Superintendent finds home away from home

As Brad Ritchey explored school superintendent job options in 2016, he was hoping to find something that would remind him of home.

“I was interested in being someplace where you could wrap your arms around a district. It was someplace where you are one of the crowd and have a fighting chance of getting to know people,” he said.

He thinks he found that place in the West Milton area and the Milton-Union schools where he’s beginning his second year as district superintendent.

Ritchey grew up in a town about half the size of West Milton, the Licking County community of Utica, home to Velvet Ice Cream company.

At an early staff meeting in the 2016-17 school year, he put up an aerial map of Utica, and asked people to tell him what community was being shown. Some thought it was West Milton, he said.

“There are a lot of similarities. There are generational families with people that you know their dads and moms went to the school district, they went to district and their kids go to the school district. There is a lot of that here,” Ritchey said.

He graduated from Ohio State University with a bachelor’s degree, from Ashland University with a master’s and holds a Ph.D from OSU.

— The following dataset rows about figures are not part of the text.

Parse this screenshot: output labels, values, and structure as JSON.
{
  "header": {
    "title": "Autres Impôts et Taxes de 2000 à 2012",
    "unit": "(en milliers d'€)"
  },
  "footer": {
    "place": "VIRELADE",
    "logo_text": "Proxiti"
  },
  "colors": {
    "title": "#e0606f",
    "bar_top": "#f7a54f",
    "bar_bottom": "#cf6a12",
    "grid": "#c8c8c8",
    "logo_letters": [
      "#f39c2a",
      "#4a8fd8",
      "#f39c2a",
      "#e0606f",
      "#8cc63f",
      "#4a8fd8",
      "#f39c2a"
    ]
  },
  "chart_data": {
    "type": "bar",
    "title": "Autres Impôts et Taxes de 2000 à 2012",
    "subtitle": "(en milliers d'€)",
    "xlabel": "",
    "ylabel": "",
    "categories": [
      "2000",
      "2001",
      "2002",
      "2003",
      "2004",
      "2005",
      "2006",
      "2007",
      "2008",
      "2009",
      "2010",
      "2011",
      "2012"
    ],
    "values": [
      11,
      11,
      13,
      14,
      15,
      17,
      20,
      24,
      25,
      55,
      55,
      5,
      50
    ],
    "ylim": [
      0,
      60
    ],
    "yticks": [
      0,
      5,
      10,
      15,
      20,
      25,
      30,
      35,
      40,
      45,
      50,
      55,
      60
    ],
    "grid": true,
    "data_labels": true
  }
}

“Early on, I decided to join those who weren’t going to get rich in the field of education, but be a lot happier,” he said.

Ritchey worked teaching and administrative jobs in the Mount Vernon district in Knox County and in the Parma district in the Cleveland area, among others, before landing his first superintendent role at Milton-Union.

This district has 1,500 students and around 100 teachers.

He met his wife, Kellie, while they were both teaching in the Mount Vernon schools. The Ritcheys have three children: Madalyn, who is in the eighth grade; John (seventh); and Jack (second).

Ritchey said he was impressed by the opportunities the district offers students, and by the students who take advantage of those offerings.

He said he continues to like what he sees.

“There are a lot of really good people,” he said. “There has been a good culture built here by the board of education over time. That culture has endured changes in the board. We just have a really good thing going.”